Das Projektteam arbeitet mit nationalen Institutionen in ausgewählten Partnerländern sowie mit regionalen Organisationen zusammen. Die Beratung zur Stärkung der Klima- und Energiepolitiken orientiert sich an den aktuellen Bedarfen und Entwicklungen der Länder. Neben Beratern bringen Experten aus Deutschland und Consultingunternehmen ihr fachspezifisches Know-how ein.
Das Projekt kooperiert durch Erfahrungsaustausch und gemeinsames Wissensmanagement mit ebenfalls von Deutschland finanzierten IKI-Projekten sowie der Deutschen Klimatechnologieinitiative (DKTI).

Wirkungen

Marokko erarbeitet langfristige Energieszenarien unter der Leitfrage, wie ein nachhaltiges Energiesystem auf Basis steigender Anteile erneuerbarer Energie entstehen kann.

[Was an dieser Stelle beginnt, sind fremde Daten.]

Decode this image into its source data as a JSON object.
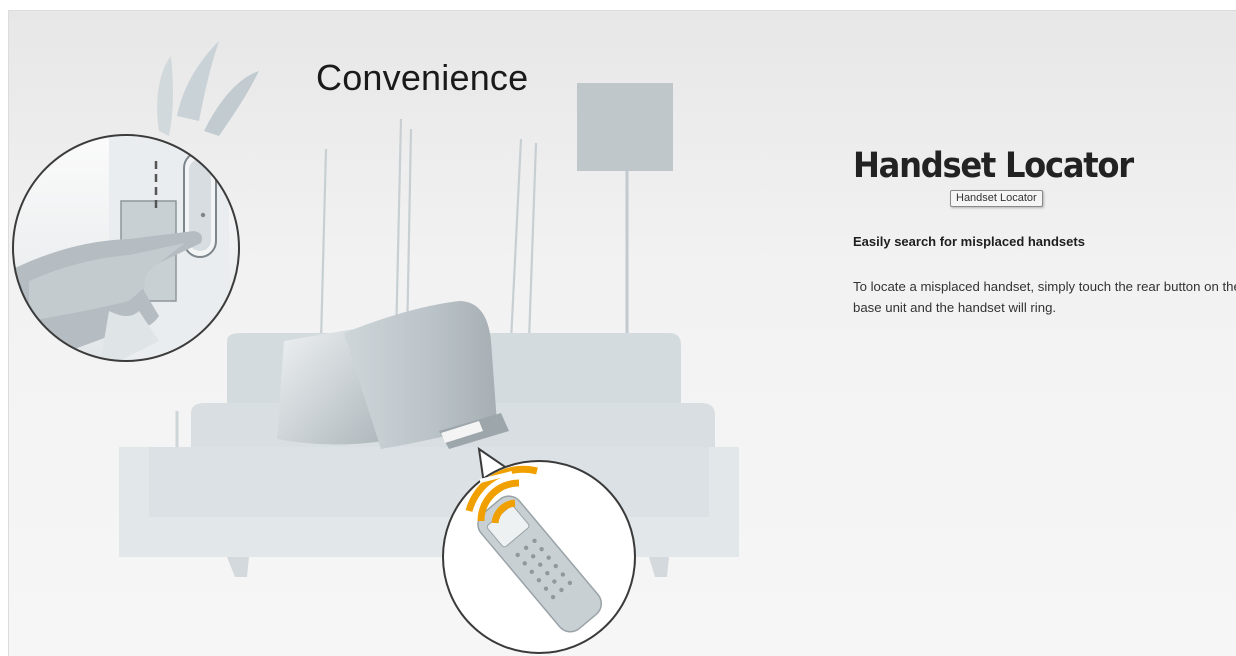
{
  "illustration": {
    "heading": "Convenience",
    "accent_color": "#f0a000"
  },
  "feature": {
    "title": "Handset Locator",
    "tooltip": "Handset Locator",
    "subtitle": "Easily search for misplaced handsets",
    "description": "To locate a misplaced handset, simply touch the rear button on the base unit and the handset will ring."
  }
}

Die Ergebnisse unterstützen die Partner bei der mittel- bis langfristigen Energieplanung und befähigen sie, kosteneffiziente sowie technisch zweckmäßige Ausbaupläne für erneuerbare Energien zu entwickeln.

Mit Unterstützung des Projekts arbeitet Marokko darüber hinaus an den rechtlichen Voraussetzungen des Netzzugangs von dezentralen erneuerbaren Energien. Ein Rahmengesetz für die Einspeisung von erneuerbaren Energien in das Niederspannungsnetz wurde im Dezember 2015 verabschiedet.

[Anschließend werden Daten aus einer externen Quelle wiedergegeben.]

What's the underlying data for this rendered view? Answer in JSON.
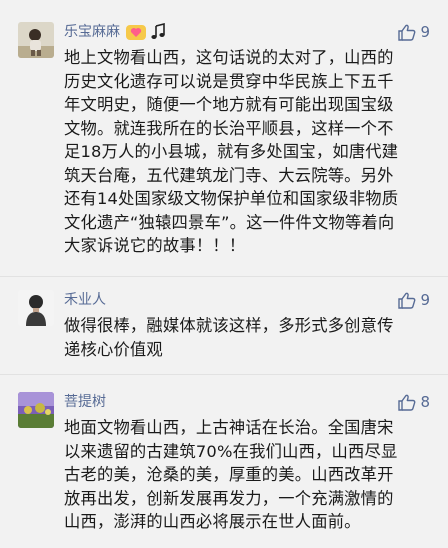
{
  "comments": [
    {
      "name": "乐宝麻麻",
      "likes": "9",
      "lines": [
        "地上文物看山西，这句话说的太对了，山西的",
        "历史文化遗存可以说是贯穿中华民族上下五千",
        "年文明史，随便一个地方就有可能出现国宝级",
        "文物。就连我所在的长治平顺县，这样一个不",
        "足18万人的小县城，就有多处国宝，如唐代建",
        "筑天台庵，五代建筑龙门寺、大云院等。另外",
        "还有14处国家级文物保护单位和国家级非物质",
        "文化遗产“独辕四景车”。这一件件文物等着向",
        "大家诉说它的故事！！！"
      ]
    },
    {
      "name": "禾业人",
      "likes": "9",
      "lines": [
        "做得很棒，融媒体就该这样，多形式多创意传",
        "递核心价值观"
      ]
    },
    {
      "name": "菩提树",
      "likes": "8",
      "lines": [
        "地面文物看山西，上古神话在长治。全国唐宋",
        "以来遗留的古建筑70%在我们山西，山西尽显",
        "古老的美，沧桑的美，厚重的美。山西改革开",
        "放再出发，创新发展再发力，一个充满激情的",
        "山西，澎湃的山西必将展示在世人面前。"
      ]
    }
  ],
  "colors": {
    "name": "#576b95",
    "text": "#1a1a1a",
    "background": "#f2f2f2"
  },
  "icons": {
    "like": "thumbs-up-icon",
    "badge1": "heart-badge-icon",
    "badge2": "music-note-icon"
  }
}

Die Aktualisierung des tunesischen Solarplans als Grundlage der nationalen Beiträge zur Treibhausgasminderung wurde verabschiedet. 30 Prozent des Strombedarfs sollen demnach bis 2030 durch erneuerbare Energien abgedeckt werden.
Das jordanische Umweltministerium entwickelte 2016, unterstützt durch einen Organisationsentwicklungsprozess, eine Strategische Vision 2025.

Die deutsch-iranische Zusammenarbeit im Umwelt-, Klima- und Energiesektor wurde 2015 erneuert. Bei zahlreichen Treffen tauschten sich seitdem iranische und deutsche Experten über Klima- und Energiepolitik, Wasserressourcenmanagement, Stadtentwicklung und Naturschutz aus.

Im September 2014 wurde das Arab Renewable Energy Framework als regionale Leitlinie zur Nutzung erneuerbarer Energien von der Arabischen Liga verabschiedet. Die Mitgliedsstaaten erarbeiten auf dieser Basis nationale Aktionspläne und Fortschrittsberichte.
Die 2015 gegründete transregionale Plattform zu Solargroßkraftwerken bietet hochrangigen politischen Entscheidungsträgern ein Forum zum Austausch untereinander sowie mit Vertretern aus Privatsektor und Wissenschaft an.